Building successful workflows and analytical reports is an evolutionary process as libraries derive increased value from their management and assessment tools as data is added. Increased return on investment is seen when libraries efficiently get data into systems, engage users, and streamline their approach to data management. The concept of “best practices” for the most successful workflows is the inspiration for two sessions I facilitated at the conference.
“All You Can Eat ERMS, Laying out the Buffet of eResource Management Systems” brought together a group of librarians who actively use an ERMS solution. I worked with two clients (Dani Roach and Anna Creech) to recruit participants; the panel represented a broad spectrum of open source and commercial ERMS products. The educational objectives focused on delivering practical information to help attendees learn how to choose and use an eResource Management approach for their library, staff and systems.
Each panelist described value in centralizing eResource data in a single place. But when asked to describe an ERMS feature that has become essential to workflow, the answers varied widely from “license details,” to “contact information,” to “alerts.” It seems that libraries focus implementation and derive value based on their own biggest challenges.

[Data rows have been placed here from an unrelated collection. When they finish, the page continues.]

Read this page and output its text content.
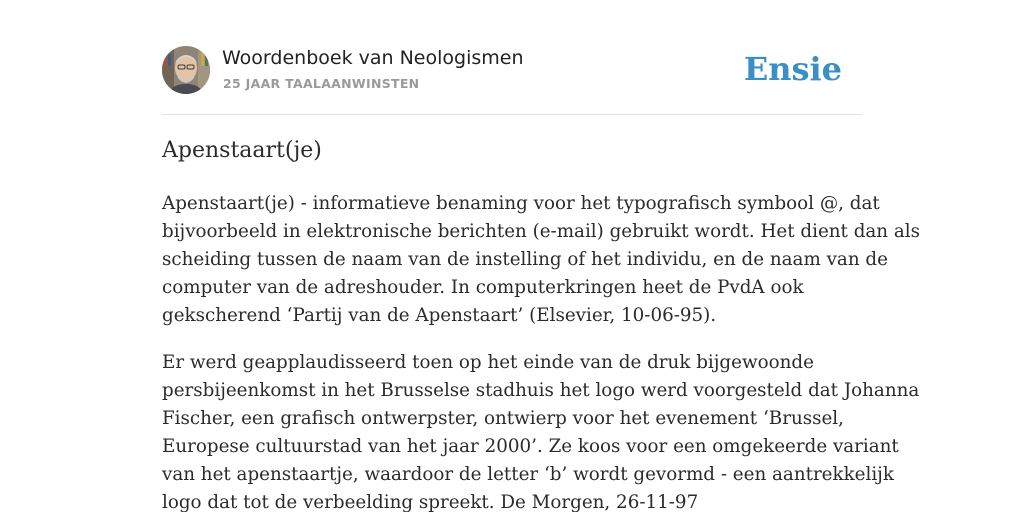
Woordenboek van Neologismen
25 JAAR TAALAANWINSTEN	Ensie
Apenstaart(je)

Apenstaart(je) - informatieve benaming voor het typografisch symbool @, dat
bijvoorbeeld in elektronische berichten (e-mail) gebruikt wordt. Het dient dan als
scheiding tussen de naam van de instelling of het individu, en de naam van de
computer van de adreshouder. In computerkringen heet de PvdA ook
gekscherend ‘Partij van de Apenstaart’ (Elsevier, 10-06-95).

Er werd geapplaudisseerd toen op het einde van de druk bijgewoonde
persbijeenkomst in het Brusselse stadhuis het logo werd voorgesteld dat Johanna
Fischer, een grafisch ontwerpster, ontwierp voor het evenement ‘Brussel,
Europese cultuurstad van het jaar 2000’. Ze koos voor een omgekeerde variant
van het apenstaartje, waardoor de letter ‘b’ wordt gevormd - een aantrekkelijk
logo dat tot de verbeelding spreekt. De Morgen, 26-11-97
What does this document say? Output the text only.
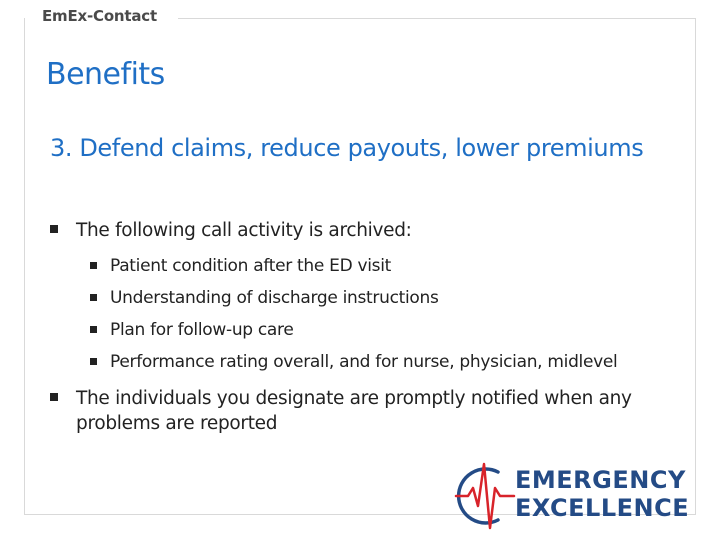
EmEx-Contact
Benefits
3. Defend claims, reduce payouts, lower premiums
The following call activity is archived:
Patient condition after the ED visit
Understanding of discharge instructions
Plan for follow-up care
Performance rating overall, and for nurse, physician, midlevel
The individuals you designate are promptly notified when any problems are reported
EMERGENCY
EXCELLENCE
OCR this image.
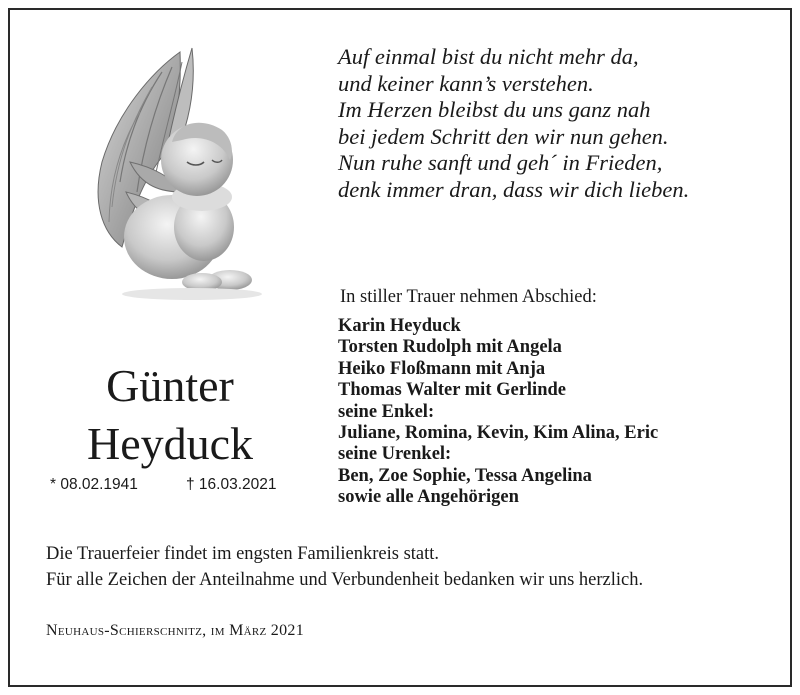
Auf einmal bist du nicht mehr da,
und keiner kann’s verstehen.
Im Herzen bleibst du uns ganz nah
bei jedem Schritt den wir nun gehen.
Nun ruhe sanft und geh´ in Frieden,
denk immer dran, dass wir dich lieben.
In stiller Trauer nehmen Abschied:
Karin Heyduck
Torsten Rudolph mit Angela
Heiko Floßmann mit Anja
Thomas Walter mit Gerlinde
seine Enkel:
Juliane, Romina, Kevin, Kim Alina, Eric
seine Urenkel:
Ben, Zoe Sophie, Tessa Angelina
sowie alle Angehörigen
Günter
Heyduck
* 08.02.1941	† 16.03.2021
Die Trauerfeier findet im engsten Familienkreis statt.
Für alle Zeichen der Anteilnahme und Verbundenheit bedanken wir uns herzlich.
Neuhaus-Schierschnitz, im März 2021
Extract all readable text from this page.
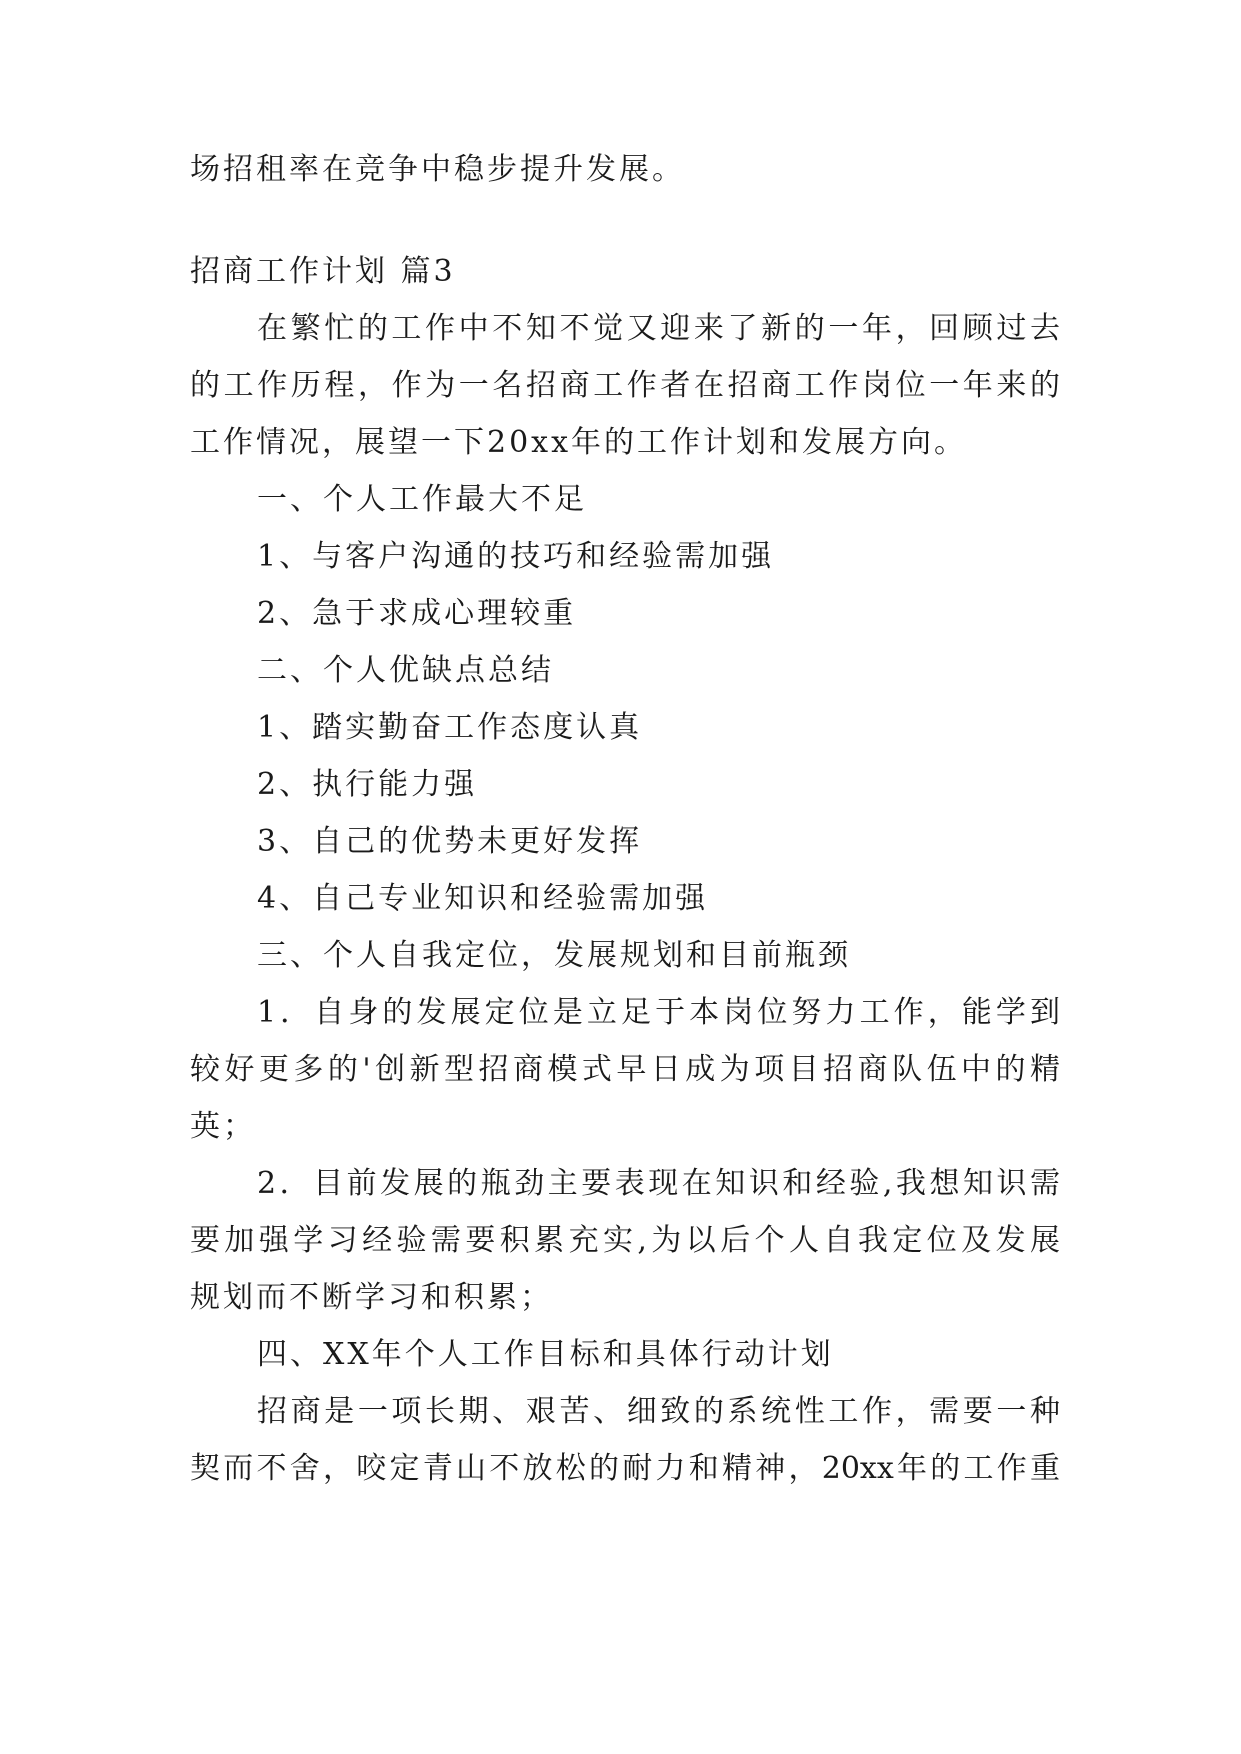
场招租率在竞争中稳步提升发展。
招商工作计划 篇3
在繁忙的工作中不知不觉又迎来了新的一年，回顾过去
的工作历程，作为一名招商工作者在招商工作岗位一年来的
工作情况，展望一下20xx年的工作计划和发展方向。
一、个人工作最大不足
1、与客户沟通的技巧和经验需加强
2、急于求成心理较重
二、个人优缺点总结
1、踏实勤奋工作态度认真
2、执行能力强
3、自己的优势未更好发挥
4、自己专业知识和经验需加强
三、个人自我定位，发展规划和目前瓶颈
1．自身的发展定位是立足于本岗位努力工作，能学到
较好更多的'创新型招商模式早日成为项目招商队伍中的精
英；
2．目前发展的瓶劲主要表现在知识和经验,我想知识需
要加强学习经验需要积累充实,为以后个人自我定位及发展
规划而不断学习和积累；
四、XX年个人工作目标和具体行动计划
招商是一项长期、艰苦、细致的系统性工作，需要一种
契而不舍，咬定青山不放松的耐力和精神，20xx年的工作重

The other session I hosted was called “A Penny Spent is a Penny Saved” and was designed to help attendees consider whether committing to an assessment service would generate a favorable return on investment. Three presenters from different institutions demonstrated how they use assessment tools (like 360 Counter) as part of the larger workflow to make better decisions about their collections. Highlights from their projects included creating a Core Journals list, incorporating print titles into eResource Usage assessment, and trimming a big deal “responsibly” by using auto-harvested usage stats at the point of need.
It was clear that having usage data easily available when needed is a huge benefit in any process. There are a variety of ways to use this data, but what matters is reporting on the value and servicing the library’s mission.
At conferences like ER&L, creating opportunities to share information helps libraries be more effective at management and assessment. I look forward to finding more ways to connect our clients and their peers for this purpose.